The National Center for Health Statistics provides additional insight into the connectivity continuum on the topic of American households converting from wired to wireless communications. In its National Health Interview Survey Report (PDF), the Center tells us that over one-third of U.S. adults and nearly half of all children live in households with wireless-only telephone service.
Anyone who knows a member of the millennial generation witnesses that this generation is all about wireless. The National Center study shows over six in ten 25- to 29-year-olds are wireless-only. Other groups that are skewed more to wireless include renters, Hispanics and adults living in poverty—characteristics that certainly have some intercorrelations but each having its own distinct and understandable explanation, among them the relative cost and mobility of wireless and land line use.
The National Center peels back another nuance in wireless use, identifying a very sizable “wireless-mostly” portion of the population that shows how rapidly wireless is overtaking land line use. This has implications for the research industry. For example, for our telephone surveys, Artemis Strategy Group includes a portion of wireless-only users in order to accurately represent the population.
Smartphones are a big part of this change. The rapidly growing use of smartphones by all sectors of our society has opened up exciting new opportunities to meet needs of special populations. The Census report tells us that nearly half of “individuals 15 and older” report using a smartphone. Not surprisingly, the vast majority of adults in their 20s already report they do many of their banking transactions by phone.

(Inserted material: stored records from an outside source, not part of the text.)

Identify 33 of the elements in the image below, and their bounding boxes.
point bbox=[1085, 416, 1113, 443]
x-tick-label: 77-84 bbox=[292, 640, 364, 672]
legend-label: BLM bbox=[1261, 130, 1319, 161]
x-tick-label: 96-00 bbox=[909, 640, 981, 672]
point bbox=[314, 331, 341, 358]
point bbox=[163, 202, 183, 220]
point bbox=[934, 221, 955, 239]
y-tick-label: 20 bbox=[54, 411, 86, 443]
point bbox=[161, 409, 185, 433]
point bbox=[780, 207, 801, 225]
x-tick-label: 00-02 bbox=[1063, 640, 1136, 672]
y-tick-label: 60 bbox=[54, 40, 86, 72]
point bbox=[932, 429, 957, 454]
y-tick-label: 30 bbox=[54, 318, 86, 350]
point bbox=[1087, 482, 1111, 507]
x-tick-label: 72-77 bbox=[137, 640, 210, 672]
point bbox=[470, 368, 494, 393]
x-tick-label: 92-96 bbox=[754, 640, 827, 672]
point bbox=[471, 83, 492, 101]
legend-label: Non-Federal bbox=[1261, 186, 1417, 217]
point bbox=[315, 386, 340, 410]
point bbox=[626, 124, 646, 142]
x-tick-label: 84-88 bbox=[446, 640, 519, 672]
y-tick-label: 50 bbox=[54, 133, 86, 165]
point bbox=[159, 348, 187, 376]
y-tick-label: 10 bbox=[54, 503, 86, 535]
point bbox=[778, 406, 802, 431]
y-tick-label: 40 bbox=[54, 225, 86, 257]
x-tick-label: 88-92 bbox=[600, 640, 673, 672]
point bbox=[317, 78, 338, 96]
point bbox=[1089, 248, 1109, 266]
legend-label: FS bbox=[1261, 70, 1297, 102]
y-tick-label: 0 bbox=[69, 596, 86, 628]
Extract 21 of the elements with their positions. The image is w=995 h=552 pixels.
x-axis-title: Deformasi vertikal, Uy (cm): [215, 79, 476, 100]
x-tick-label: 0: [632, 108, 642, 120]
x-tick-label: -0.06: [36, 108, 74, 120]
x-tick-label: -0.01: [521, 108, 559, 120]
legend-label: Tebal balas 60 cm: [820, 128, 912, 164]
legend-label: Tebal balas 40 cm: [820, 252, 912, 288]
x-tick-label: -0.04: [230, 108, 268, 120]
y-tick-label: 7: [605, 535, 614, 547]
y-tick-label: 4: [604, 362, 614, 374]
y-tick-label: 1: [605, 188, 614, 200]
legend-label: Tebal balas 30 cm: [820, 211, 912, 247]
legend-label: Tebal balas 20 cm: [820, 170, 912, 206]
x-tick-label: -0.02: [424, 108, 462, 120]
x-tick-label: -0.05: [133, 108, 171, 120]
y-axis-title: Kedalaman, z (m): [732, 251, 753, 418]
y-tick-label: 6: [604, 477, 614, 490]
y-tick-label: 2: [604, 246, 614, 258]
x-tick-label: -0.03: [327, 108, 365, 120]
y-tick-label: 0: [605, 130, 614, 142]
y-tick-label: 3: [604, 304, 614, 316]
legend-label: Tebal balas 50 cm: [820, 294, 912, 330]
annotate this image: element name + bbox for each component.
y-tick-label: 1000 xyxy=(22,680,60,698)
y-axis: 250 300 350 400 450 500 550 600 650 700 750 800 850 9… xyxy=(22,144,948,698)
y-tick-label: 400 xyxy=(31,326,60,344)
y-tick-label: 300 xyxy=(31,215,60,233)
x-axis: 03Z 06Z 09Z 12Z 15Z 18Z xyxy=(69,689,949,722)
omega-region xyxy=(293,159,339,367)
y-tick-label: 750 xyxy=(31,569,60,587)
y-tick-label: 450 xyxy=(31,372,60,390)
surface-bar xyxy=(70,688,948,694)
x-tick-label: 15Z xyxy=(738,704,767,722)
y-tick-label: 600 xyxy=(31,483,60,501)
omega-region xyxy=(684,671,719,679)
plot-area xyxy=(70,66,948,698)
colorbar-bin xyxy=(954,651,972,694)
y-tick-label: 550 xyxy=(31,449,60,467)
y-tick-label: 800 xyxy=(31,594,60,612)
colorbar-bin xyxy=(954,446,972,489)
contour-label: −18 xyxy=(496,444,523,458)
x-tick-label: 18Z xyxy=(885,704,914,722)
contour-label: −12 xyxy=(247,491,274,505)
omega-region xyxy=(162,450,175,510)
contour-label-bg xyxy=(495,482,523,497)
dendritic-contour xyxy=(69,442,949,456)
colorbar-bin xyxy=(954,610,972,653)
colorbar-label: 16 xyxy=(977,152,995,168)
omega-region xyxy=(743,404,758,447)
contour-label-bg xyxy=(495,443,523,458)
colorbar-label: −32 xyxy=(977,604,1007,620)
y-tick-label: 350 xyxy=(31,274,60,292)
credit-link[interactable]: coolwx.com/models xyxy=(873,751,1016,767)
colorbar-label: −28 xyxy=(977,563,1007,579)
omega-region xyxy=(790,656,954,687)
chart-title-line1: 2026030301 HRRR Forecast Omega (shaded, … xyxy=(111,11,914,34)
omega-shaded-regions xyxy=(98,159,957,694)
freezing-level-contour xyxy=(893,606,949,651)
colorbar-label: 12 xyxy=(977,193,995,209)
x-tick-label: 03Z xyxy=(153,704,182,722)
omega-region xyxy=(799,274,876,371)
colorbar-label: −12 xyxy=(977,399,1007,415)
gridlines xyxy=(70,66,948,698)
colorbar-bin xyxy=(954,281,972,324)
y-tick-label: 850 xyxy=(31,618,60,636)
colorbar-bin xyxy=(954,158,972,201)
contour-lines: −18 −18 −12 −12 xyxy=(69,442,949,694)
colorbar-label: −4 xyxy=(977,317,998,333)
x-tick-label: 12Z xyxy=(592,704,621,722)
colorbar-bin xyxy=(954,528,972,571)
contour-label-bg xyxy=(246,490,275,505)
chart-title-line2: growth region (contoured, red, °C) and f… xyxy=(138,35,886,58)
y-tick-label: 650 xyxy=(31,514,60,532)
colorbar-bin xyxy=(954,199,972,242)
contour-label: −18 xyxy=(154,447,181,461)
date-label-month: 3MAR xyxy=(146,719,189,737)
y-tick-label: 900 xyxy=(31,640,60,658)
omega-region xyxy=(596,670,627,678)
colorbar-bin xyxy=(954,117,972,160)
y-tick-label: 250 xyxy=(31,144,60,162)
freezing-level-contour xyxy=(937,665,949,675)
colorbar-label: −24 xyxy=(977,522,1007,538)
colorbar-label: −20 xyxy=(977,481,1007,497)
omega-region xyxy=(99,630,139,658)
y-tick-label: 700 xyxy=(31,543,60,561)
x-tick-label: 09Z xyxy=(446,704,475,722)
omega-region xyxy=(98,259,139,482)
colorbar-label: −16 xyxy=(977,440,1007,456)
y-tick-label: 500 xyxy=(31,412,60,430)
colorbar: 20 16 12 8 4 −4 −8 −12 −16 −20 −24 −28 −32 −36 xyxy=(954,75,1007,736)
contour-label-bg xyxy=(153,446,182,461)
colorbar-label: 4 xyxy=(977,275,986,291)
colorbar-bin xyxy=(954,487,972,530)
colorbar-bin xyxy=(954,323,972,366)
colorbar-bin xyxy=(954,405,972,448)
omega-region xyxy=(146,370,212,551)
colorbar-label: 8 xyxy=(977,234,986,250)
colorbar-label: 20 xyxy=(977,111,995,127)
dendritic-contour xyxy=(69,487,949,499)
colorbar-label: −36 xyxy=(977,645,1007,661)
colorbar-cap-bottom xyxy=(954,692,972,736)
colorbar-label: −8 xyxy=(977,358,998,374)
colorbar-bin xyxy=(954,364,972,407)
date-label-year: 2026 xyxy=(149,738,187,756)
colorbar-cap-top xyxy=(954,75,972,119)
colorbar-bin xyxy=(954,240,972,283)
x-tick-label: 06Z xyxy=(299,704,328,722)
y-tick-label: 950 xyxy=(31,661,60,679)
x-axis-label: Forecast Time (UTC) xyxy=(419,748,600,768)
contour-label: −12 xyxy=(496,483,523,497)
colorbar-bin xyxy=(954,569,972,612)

Going beyond that, exciting new tools are being developed that are aimed at helping lower income people use their smartphones to organize their finances and to save, areas of deep need. Read more about this in our blog post Common Interests: Financial Capability.
Pew Research (Mobile Health) gives an illustration of how much impact smartphones are having in the health sector in the report linked here, reporting that over half of smartphone users search for health related information on their mobile devices. The extent to which Internet access generally and smartphone use specifically have penetrated well beyond early adopters and the more privileged parts of our society makes these elements of technology major forces in addressing some of the most important life needs of our whole population.